Toen ik het stuk las, bleken de ‘kijkmannen’ uit Tilburg gepensioneerde kerels te zijn die, loom achterover op hun scootmobiels hangend, naar de opbouw van de kermis kijken. Verrukkelijk vinden ze het. Niet de kermis zelf. Die interesseert ze geen mallemoer. Een ingepakte lunch hebben ze van thuis mee, én een rokertje. Kijkmannen horen bij Tilburg als de Eiffeltoren bij Parijs, las ik.
Ik belde een vriend die in ‘Tilly’ woont en ik vroeg hem er naar. ‘Nou, wij noemen ze bouwlouwers.’ Ik dacht in een flits aan de oudere mannen die, vaak na hun pensioen, ietwat melancholiek kijkend bij een bouwput staan. Ik zie ze wel eens. Ik denk dat elk dorp dit verschijnsel wel kent. Misschien wordt er terugverlangd naar een werkend leven. Te veel vrije tijd en te weinig te doen. ‘Die bouwlouwers,’ zo ging mijn vriend door, ‘die horen zéker bij de kermis, net als trouwens ooit Rooie Stien en Luchtbuks Ria!’ ‘Wie? Luchtbuks Ria!?’ ‘Ja, die heeft meer dan tachtig jaar achter elkaar elke schiettent op de Tilburgse kermis bezocht, en telkens wanneer ze de roos trof, kreeg ze een foto. En ze schoot altijd raak. En al die foto’s zijn door het Stedelijk Museum aangekocht, omdat ze zo mooi laten zien hoe het tijdsbeeld verandert. Het oudste trefzekere kiekje is nog van voor de oorlog. Uit 1936.’
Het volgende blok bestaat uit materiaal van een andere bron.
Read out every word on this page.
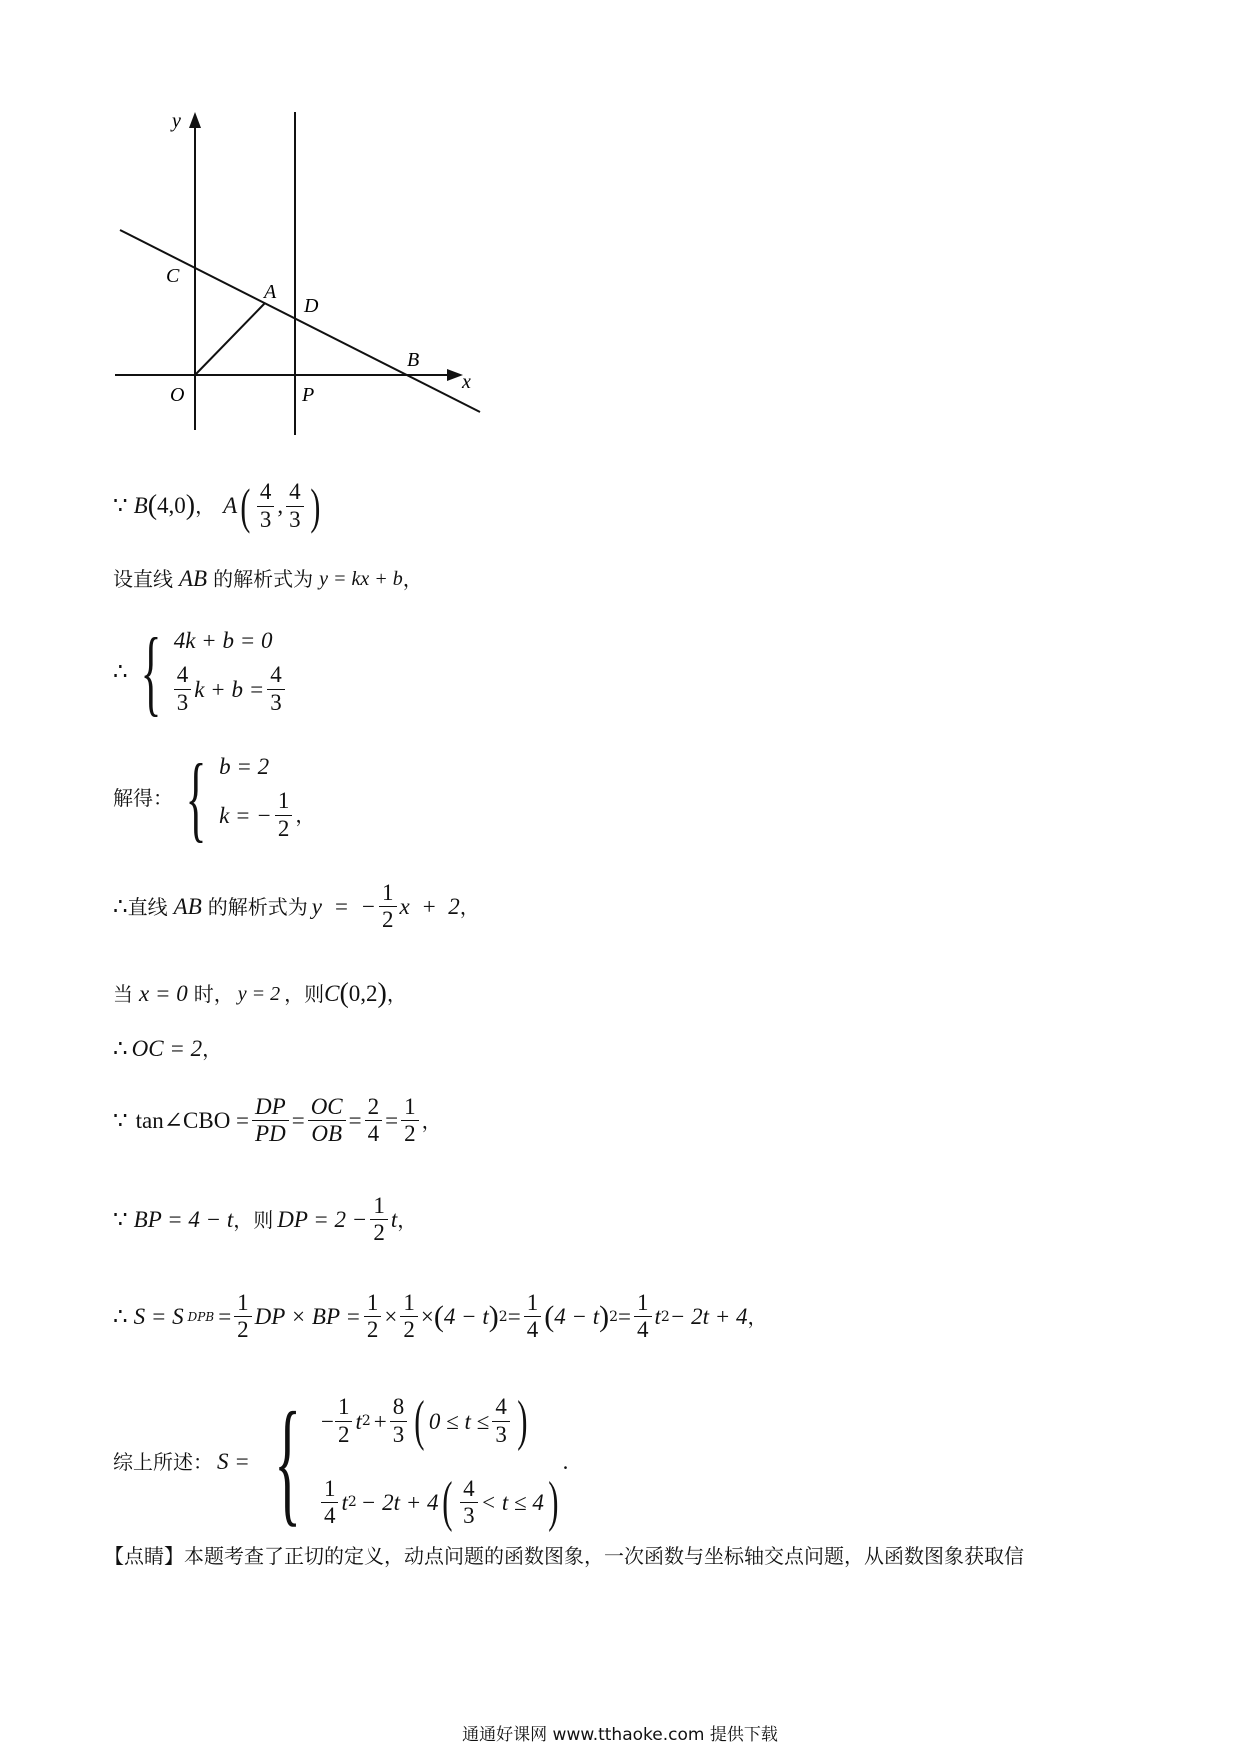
y
x
C
A
D
B
O	P
∵ B ( 4,0 ) ， A ( $\frac{4}{3}$ , $\frac{4}{3}$ )
设直线 AB 的解析式为 y = kx + b ，
∴ { 4k + b = 0
$\frac{4}{3}$ $k + b = \frac{4}{3}$
解得： { b = 2
k = − $\frac{1}{2}$ ，
∴ 直线 AB 的解析式为 y  =  − $\frac{1}{2}$ x  +  2 ，
当 x = 0 时， y = 2 ，则 C ( 0,2 ) ，
∴ OC = 2 ，
∵ tan∠CBO = $\frac{DP}{PD} = \frac{OC}{OB} = \frac{2}{4} = \frac{1}{2}$ ，
∵ BP = 4 − t ，则 DP = $2 - \frac{1}{2}$ t ，
∴ S = S DPB = $\frac{1}{2}$ DP × BP = $\frac{1}{2} \times \frac{1}{2}$ × ( 4 − t ) $2 = \frac{1}{4}$ ( 4 − t ) $2 = \frac{1}{4}$ t 2 − 2t + 4 ，
综上所述： S = { − $\frac{1}{2}$ t $2 + \frac{8}{3}$ ( $0 \le t \le \frac{4}{3}$ )
$\frac{1}{4}$ t 2 − 2t + 4 ( $\frac{4}{3} < t \le 4$ )
.
【点睛】本题考查了正切的定义，动点问题的函数图象，一次函数与坐标轴交点问题，从函数图象获取信
通通好课网 www.tthaoke.com 提供下载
Wat grappig, dacht ik. Elk dorp had vroeger inwoners met ludieke bijnamen. Gekke Henkie is wel de beroemdste en die liep in elk dorp rond, hoewel iedereen ontkende hem te zijn. Vreemde vogels waren het vaak en die ‘biezöndern’ zie je amper nog. Vaak liep de jongen of het meisje met het syndroom van Down trots voor de fanfare uit. Dat zie je nu niet meer. Jammer. Je moet jong en oud, gewoon of bi-jzönder, bij elkaar betrekken. Zo zie ik het althans. Niet wegmoffelen. In de Dinxperlose eregalerij der ludieke bijnamen vind je exemplaren als: de bamibal, de sherrif, de paaf, Karel de Kaks, Teet Kartoffel, de Sik, om er maar een paar te noemen en bij navraag hoorde ik in Aalten namen als Knonnepoetse, Piepkes Willem, Flinte en Gertje Santana. De Sik trouwens, uit Dinxperlo, die hadden ze ook ‘het jachtluipaard’ kunnen noemen, of ‘de hazewindhond’ want dat was een watervlugge briljante voetballer, de snelste man van het dorp. Ik hoop dat er op een dag weer vele bijnamen zullen worden verzonnen. Vaak is de reden, waarom die mensen een bepaalde bijnaam kregen, nog raadselachtiger en grappiger dan de naam zelf.